It was six years ago that my Neon last completed a NASA race. In the time since, I’ve raced everything from the 24 Hours of Lemons to Grand-Am Koni Challenge, won a ChumpCar race, won an AER race, won a NASA race in another car, and completed well over one hundred days on-track in other cars. Last year, I dragged the Neon out of the garage and spent a fairly troubling amount of money and time to qualify for, but not start, a NASA event at Mid-Ohio.
My goal for this weekend was to finish a race, even if we couldn’t impress anyone with our pace. Well, consider that goal met.
My three-man pit crew of Dan, Jon, and my son John wasn’t able to get the car ready in time for the warm-up, and we didn’t complete a full lap in qualifying, meaning that we started at the back of our six-car field. At the green flag, I fell back immediately as the engine cut out repeatedly around 5000rpm, causing me to yield to a bunch of 944 Spec racers as well as the fastest of the Spec Miatas. After discerning that I was running in last place, my son refused to speak to me on the radio.

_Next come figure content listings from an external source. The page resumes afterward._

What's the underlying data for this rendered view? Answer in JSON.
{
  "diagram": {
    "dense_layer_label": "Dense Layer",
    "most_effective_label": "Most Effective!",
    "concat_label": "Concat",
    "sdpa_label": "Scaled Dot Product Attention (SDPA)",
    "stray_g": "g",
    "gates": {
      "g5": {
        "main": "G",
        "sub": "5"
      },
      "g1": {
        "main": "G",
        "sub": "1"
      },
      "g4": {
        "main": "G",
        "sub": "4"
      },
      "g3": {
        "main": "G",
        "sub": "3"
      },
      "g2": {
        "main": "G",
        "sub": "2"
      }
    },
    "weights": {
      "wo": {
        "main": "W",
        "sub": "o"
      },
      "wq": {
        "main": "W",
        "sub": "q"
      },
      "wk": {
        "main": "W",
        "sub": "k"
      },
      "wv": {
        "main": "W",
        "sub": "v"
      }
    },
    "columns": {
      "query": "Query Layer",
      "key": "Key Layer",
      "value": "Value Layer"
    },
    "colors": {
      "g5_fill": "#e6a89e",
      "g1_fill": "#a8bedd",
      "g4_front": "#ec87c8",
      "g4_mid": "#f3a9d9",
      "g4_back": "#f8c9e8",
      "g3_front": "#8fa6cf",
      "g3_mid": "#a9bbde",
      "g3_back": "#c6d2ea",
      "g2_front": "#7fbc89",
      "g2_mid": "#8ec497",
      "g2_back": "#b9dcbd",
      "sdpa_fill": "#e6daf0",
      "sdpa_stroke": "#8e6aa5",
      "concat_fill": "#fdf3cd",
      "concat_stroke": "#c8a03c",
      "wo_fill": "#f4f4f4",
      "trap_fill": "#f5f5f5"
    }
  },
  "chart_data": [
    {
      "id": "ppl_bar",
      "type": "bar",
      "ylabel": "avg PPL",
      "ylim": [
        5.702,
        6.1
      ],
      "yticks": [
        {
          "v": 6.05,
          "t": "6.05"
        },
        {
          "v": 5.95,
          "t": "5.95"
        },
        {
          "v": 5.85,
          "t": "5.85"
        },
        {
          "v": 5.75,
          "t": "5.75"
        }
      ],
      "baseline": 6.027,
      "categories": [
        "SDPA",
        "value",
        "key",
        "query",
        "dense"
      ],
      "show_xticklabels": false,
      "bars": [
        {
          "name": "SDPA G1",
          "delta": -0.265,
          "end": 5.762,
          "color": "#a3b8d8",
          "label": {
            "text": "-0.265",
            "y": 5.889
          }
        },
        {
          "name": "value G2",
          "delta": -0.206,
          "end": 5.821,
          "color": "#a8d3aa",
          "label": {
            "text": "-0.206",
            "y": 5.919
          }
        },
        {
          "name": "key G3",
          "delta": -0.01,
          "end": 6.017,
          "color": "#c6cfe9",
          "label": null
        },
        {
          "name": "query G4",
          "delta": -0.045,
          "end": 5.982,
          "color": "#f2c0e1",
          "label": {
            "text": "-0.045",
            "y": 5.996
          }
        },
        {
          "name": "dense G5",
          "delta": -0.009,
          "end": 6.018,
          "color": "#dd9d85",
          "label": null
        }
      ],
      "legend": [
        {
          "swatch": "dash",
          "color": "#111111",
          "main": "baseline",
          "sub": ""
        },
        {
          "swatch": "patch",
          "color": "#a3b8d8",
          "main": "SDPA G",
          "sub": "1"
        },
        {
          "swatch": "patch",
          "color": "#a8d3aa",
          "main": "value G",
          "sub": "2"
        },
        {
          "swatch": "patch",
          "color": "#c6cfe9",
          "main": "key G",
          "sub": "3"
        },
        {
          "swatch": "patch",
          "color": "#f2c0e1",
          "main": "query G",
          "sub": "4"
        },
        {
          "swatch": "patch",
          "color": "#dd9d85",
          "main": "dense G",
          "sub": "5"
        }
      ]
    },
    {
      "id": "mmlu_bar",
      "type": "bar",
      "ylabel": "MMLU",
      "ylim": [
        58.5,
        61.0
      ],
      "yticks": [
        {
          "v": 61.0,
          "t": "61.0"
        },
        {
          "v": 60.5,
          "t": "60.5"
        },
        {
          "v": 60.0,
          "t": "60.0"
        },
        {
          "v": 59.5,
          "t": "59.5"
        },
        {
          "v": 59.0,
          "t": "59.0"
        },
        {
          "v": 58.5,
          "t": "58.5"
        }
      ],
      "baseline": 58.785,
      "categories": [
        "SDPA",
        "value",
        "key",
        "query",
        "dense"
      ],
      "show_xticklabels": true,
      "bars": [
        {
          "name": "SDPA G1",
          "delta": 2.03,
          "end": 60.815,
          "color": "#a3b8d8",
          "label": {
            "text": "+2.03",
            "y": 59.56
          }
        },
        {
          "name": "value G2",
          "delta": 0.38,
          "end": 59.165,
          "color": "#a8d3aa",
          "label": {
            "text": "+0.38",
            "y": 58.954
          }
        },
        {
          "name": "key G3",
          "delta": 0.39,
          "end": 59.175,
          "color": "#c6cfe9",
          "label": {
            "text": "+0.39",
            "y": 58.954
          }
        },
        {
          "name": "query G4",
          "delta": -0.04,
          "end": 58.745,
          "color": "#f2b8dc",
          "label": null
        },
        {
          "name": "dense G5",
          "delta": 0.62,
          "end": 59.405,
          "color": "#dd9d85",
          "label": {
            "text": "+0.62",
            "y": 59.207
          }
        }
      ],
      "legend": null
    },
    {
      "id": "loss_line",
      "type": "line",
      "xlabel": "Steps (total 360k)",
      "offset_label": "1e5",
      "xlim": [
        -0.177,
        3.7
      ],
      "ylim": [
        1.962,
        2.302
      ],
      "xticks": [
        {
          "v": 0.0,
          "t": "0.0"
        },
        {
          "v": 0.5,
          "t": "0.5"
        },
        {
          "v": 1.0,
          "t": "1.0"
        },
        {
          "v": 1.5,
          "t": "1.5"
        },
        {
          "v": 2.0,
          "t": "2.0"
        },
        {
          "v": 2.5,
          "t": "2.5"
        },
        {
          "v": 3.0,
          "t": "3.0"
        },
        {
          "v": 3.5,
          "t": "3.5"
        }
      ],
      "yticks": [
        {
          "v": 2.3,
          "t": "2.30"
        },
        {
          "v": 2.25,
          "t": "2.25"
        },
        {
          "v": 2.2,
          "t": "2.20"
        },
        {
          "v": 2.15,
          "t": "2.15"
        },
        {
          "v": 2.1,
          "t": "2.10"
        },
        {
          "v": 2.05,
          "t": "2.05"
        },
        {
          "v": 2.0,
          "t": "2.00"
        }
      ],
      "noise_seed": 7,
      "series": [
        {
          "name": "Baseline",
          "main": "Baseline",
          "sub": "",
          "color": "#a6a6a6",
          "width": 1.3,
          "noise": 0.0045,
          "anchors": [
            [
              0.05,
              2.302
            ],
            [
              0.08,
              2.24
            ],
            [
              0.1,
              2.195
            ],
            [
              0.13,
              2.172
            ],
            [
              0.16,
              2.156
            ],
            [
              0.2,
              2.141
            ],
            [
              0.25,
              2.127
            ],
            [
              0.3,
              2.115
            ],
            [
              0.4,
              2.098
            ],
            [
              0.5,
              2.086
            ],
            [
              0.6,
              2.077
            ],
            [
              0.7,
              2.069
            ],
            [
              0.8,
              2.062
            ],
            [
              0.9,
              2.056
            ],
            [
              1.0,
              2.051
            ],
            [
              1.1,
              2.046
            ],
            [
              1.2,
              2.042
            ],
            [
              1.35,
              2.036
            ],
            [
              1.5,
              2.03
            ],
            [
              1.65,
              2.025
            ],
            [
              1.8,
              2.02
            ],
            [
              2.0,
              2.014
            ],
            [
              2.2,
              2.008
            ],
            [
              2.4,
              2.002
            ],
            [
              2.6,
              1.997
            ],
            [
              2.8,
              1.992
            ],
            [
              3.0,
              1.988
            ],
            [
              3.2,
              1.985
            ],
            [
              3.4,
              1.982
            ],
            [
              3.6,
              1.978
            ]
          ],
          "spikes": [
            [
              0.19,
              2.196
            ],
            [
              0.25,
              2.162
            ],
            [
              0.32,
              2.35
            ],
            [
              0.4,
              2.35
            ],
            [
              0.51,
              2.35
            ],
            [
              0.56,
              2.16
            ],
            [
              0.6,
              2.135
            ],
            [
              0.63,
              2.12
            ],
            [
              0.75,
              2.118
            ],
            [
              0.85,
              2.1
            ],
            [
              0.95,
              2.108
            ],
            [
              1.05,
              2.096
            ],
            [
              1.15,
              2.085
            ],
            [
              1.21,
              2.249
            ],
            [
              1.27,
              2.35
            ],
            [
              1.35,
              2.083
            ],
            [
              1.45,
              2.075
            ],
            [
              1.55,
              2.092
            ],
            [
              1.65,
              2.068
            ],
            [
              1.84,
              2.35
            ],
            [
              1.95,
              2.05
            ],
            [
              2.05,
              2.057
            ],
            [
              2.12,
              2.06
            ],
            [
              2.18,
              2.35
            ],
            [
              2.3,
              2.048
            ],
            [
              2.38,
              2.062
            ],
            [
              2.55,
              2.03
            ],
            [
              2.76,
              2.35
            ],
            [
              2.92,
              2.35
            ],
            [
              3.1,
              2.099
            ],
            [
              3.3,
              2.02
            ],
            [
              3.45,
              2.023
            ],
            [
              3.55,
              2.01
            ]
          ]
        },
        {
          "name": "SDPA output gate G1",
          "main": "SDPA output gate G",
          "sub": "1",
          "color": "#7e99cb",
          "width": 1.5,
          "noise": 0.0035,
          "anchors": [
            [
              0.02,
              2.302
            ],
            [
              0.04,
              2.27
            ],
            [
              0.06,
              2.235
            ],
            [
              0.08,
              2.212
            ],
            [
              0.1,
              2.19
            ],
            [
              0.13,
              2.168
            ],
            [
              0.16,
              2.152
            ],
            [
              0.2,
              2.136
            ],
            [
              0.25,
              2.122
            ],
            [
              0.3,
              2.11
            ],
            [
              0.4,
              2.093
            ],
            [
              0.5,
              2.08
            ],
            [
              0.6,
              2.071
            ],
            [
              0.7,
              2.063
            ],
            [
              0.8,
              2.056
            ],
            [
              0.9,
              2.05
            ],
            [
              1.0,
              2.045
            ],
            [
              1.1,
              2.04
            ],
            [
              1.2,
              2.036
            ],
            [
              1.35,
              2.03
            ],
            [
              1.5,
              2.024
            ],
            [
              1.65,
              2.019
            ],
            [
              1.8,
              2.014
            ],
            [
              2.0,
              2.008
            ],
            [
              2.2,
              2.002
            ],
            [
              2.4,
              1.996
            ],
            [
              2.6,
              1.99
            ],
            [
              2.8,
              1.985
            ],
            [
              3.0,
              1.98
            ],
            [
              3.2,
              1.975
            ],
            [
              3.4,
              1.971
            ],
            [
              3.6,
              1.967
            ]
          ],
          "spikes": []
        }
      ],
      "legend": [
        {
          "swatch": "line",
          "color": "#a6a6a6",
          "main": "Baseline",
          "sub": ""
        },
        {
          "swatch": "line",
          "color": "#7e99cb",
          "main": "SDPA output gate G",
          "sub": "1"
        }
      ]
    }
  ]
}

After knocking some of the accumulated crust off my Toyo 888 tires (date-stamped 2007), I managed to catch up to a red and white 944 and make a pass. “Congratulations, Daddy!” John told me. After fourteen laps, they threw the checker. We finished 5th of 6 in class, and 45th of 60 overall. I don’t think I’ve ever finished a NASA race that far behind the leaders. Still, it’s a finish. My fast lap of 1:48.6 was a full five seconds behind the best lap posted by the winning car. However, the data shows that our new engine is stronger than the old one up to 5000rpm. Problem is, I need 7000rpm to win something.
The team’s working right now to track down the cause of the cutting out. I’m going to get some rest and try to find some time in my cornering data. Tomorrow is another day — but having a race in the books after six years is worth celebrating.